Tara is our eternal mother

Mother’s Day, though, is about much more than just our relationship with our own mother of this life, or even recalling the kindness of all our past mothers.  I think on Mother’s Day we need to recall the kindness of our Spiritual Mother, Guru Arya Tara.  Tara promised Atisha long ago that she would care for all Kadampas in the future.  The fact that we have a spiritual life today is due to her kindness.  She gave birth to our spiritual life.  Like all mothers’ kindnesses, we don’t even see it.  She operates unseen, and we take it for granted.  But there is no doubt, it is thanks to her that we have a spiritual life.  She gave birth to it, she has nurtured it, and she cares for us now even if we never think of her.  For some, she appears herself as Vajrayogini, and therefore serves as our Highest Yoga Tantra Yidam.  Tara is one of the Buddhas who often appears early in our spiritual life.  Almost everybody has a very positive experience with encountering her.  But then, over time, we tend to forget about her as we move on to other practices.  But like any mother, she never forgets her spiritual children.  We should remember this, and generate our thanks to her for it.

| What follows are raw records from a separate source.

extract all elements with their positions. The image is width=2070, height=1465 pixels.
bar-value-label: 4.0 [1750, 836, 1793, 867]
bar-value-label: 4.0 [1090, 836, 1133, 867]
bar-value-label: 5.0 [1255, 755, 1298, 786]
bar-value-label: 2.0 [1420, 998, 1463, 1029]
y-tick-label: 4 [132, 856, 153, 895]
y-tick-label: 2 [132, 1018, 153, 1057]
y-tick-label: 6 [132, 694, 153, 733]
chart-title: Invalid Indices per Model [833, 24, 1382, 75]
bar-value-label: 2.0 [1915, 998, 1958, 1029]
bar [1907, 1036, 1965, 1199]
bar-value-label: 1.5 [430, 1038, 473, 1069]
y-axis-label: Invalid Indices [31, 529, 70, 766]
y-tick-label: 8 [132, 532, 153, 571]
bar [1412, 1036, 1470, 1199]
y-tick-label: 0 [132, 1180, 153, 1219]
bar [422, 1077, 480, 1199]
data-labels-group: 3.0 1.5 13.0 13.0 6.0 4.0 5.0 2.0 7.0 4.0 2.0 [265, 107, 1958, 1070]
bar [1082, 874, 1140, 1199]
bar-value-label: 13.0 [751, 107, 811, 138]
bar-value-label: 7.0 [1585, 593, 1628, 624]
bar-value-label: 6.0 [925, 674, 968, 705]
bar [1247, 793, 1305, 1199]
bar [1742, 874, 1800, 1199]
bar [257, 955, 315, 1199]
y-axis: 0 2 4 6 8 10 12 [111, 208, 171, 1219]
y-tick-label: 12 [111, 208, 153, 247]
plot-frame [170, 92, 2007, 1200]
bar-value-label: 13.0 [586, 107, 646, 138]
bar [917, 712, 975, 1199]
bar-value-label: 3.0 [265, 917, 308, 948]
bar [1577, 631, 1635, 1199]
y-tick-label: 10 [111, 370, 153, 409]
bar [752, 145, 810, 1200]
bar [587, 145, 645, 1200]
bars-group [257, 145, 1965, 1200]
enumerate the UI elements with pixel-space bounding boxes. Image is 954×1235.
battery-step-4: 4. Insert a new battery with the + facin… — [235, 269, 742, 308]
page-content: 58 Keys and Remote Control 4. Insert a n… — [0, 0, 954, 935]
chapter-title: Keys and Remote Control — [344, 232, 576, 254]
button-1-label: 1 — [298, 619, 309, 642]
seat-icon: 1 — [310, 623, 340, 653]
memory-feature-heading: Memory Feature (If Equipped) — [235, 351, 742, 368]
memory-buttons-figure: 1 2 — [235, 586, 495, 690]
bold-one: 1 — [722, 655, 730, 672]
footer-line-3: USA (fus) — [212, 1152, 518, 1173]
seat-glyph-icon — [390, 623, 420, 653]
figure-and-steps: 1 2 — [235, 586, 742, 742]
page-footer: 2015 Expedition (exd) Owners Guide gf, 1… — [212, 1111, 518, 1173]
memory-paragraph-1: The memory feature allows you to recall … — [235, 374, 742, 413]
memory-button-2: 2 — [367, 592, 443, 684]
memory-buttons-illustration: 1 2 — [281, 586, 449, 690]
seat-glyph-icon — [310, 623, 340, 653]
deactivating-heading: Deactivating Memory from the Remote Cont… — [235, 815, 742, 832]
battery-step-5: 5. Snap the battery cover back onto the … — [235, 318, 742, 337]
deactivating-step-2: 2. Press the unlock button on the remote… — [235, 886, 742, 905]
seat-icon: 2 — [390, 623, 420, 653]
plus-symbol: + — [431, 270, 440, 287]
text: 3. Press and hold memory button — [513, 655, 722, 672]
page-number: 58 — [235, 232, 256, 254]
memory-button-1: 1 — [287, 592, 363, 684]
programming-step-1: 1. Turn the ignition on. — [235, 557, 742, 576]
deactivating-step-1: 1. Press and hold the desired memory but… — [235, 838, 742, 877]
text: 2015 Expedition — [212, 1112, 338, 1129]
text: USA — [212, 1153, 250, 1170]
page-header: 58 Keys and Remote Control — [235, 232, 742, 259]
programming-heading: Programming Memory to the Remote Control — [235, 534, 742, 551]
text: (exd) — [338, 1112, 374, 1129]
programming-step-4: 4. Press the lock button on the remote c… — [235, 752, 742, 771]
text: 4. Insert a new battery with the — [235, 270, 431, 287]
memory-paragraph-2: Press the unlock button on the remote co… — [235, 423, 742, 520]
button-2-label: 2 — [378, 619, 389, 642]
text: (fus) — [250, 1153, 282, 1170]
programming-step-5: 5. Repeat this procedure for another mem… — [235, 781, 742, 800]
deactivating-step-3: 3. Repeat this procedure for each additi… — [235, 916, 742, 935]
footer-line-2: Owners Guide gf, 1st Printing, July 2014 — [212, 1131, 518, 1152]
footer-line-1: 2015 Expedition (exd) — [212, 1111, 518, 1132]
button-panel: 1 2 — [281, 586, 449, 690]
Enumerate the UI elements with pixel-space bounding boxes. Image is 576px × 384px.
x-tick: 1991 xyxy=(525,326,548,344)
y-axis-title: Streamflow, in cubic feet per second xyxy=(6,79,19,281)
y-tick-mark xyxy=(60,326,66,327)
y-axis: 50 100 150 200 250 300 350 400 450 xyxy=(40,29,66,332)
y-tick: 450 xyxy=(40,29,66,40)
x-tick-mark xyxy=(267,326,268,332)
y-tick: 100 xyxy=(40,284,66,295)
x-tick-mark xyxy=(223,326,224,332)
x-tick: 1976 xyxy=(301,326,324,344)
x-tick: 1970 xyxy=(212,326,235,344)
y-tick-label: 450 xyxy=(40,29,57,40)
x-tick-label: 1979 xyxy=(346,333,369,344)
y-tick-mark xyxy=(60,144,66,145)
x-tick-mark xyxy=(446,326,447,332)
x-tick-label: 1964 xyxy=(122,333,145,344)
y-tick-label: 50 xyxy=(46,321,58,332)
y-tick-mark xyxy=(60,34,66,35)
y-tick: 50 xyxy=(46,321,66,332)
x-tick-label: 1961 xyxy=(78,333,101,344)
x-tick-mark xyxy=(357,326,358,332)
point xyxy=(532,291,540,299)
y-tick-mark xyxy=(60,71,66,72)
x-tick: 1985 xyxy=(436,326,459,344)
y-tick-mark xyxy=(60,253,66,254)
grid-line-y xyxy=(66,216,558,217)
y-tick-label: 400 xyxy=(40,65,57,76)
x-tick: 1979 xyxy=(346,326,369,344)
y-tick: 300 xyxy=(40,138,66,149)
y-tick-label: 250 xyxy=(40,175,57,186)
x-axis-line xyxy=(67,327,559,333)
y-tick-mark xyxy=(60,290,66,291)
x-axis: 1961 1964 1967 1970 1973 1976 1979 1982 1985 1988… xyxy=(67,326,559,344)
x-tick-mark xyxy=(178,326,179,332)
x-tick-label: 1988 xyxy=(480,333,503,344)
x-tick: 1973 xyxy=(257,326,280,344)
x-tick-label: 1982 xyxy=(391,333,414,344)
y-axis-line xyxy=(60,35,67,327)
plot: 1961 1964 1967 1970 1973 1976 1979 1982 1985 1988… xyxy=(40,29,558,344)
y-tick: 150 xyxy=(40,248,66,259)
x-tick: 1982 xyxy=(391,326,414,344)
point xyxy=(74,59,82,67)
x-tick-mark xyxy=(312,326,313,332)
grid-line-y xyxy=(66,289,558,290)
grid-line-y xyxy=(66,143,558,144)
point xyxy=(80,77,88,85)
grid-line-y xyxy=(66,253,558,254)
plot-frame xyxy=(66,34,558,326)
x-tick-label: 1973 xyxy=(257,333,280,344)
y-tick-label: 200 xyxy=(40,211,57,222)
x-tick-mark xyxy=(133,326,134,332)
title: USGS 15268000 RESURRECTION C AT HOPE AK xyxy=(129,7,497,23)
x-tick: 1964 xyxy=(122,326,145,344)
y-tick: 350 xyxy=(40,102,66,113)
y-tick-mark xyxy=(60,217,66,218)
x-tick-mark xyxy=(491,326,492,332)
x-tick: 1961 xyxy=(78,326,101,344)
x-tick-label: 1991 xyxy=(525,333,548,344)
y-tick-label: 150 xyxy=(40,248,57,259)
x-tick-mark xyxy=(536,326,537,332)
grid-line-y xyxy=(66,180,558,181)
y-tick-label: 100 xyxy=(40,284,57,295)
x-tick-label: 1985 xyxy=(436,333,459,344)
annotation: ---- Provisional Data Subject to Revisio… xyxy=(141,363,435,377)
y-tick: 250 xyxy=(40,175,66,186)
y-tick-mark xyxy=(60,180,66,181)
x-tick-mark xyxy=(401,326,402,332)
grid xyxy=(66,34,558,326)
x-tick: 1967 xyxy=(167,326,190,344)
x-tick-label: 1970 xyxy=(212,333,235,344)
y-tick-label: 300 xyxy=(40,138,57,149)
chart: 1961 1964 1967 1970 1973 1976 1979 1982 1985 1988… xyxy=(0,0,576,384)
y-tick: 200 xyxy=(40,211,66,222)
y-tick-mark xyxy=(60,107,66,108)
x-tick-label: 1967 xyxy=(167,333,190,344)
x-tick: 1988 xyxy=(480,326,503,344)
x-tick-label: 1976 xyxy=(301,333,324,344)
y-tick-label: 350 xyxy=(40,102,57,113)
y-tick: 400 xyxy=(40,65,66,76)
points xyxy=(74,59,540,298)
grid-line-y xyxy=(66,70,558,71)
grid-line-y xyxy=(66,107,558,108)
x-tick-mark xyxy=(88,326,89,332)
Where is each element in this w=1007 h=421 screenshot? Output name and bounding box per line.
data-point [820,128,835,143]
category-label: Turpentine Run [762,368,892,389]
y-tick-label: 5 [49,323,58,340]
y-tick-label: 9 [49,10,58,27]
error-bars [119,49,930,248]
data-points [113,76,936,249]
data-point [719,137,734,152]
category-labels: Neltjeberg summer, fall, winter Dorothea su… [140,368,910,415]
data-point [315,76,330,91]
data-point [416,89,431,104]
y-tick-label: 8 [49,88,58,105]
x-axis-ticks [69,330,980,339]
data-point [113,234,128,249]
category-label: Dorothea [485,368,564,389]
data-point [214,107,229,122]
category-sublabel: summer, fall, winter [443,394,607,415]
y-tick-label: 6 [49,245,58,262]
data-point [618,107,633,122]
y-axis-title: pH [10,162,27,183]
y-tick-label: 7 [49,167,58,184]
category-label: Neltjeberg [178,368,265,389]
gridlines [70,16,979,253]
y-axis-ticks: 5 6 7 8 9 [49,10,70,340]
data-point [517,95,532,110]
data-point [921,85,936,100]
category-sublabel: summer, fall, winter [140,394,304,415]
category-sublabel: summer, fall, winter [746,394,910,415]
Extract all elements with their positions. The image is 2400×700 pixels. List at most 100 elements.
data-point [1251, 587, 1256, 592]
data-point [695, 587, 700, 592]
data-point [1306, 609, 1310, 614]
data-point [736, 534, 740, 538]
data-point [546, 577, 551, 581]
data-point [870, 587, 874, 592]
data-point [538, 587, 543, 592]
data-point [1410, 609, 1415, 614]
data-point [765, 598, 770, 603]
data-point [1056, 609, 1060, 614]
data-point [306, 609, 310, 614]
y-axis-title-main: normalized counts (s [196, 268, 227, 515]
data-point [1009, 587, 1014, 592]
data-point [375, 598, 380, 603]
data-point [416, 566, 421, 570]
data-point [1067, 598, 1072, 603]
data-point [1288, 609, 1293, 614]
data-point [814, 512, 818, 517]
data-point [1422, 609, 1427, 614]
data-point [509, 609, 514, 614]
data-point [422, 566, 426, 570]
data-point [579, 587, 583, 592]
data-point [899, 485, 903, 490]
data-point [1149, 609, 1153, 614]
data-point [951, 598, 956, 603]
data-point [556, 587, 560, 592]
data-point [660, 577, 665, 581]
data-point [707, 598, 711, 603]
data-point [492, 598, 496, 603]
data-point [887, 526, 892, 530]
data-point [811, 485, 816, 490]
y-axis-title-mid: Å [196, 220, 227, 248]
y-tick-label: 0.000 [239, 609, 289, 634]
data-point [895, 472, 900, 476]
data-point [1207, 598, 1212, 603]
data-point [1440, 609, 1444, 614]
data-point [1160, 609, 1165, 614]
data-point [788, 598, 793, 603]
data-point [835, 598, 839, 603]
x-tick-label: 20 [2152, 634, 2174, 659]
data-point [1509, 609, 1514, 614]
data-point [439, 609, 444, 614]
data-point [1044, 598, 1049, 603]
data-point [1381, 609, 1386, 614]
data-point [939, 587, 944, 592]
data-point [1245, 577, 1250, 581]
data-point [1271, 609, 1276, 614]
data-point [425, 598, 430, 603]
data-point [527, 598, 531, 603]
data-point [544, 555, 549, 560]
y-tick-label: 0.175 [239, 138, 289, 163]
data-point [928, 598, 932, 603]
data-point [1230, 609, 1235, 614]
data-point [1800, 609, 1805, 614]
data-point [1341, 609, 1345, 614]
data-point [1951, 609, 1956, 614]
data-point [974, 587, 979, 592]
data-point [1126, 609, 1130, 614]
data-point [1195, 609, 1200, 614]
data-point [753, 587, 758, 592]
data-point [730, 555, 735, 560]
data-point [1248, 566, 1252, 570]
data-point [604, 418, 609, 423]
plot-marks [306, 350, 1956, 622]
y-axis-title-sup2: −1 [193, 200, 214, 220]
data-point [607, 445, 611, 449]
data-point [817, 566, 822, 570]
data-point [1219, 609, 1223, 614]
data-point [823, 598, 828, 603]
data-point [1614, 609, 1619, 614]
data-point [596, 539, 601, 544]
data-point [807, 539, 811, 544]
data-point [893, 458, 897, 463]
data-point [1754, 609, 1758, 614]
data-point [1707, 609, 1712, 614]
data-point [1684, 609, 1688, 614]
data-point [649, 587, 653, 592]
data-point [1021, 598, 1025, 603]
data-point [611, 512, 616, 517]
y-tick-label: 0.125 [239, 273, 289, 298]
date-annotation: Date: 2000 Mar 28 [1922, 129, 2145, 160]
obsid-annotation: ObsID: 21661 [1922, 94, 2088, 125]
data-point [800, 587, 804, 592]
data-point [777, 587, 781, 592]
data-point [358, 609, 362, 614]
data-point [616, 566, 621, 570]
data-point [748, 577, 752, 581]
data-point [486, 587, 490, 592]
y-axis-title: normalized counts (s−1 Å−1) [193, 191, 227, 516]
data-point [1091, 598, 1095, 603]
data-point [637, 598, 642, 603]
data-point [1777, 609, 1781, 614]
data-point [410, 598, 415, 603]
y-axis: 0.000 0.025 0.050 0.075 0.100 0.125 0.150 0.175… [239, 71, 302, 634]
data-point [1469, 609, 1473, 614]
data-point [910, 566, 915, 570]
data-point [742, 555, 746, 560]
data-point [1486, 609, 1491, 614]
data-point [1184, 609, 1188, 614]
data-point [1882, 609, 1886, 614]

Viewing all living beings as our children

Finally, I think it is worth recalling that just as all living beings have been our mother, so too we have been the mother of all living beings.  We can correctly view all living beings as our children, and love them as a good mother would.  The contemplations on the kindness a mother shows to her child are not there just to help us develop gratitude towards our mothers, they are also examples of the attitude we should have towards all of our children.  How many of us would be willing to remove the mucus from a stranger’s nose?  Our mother did that for us.  We should love others so much that we would gladly, and without hesitation do the same for others.  Of course, we shouldn’t go around offering to others to do so, but training in the mind that is willing to help any living being in any way we can is the real meaning of Mother’s Day.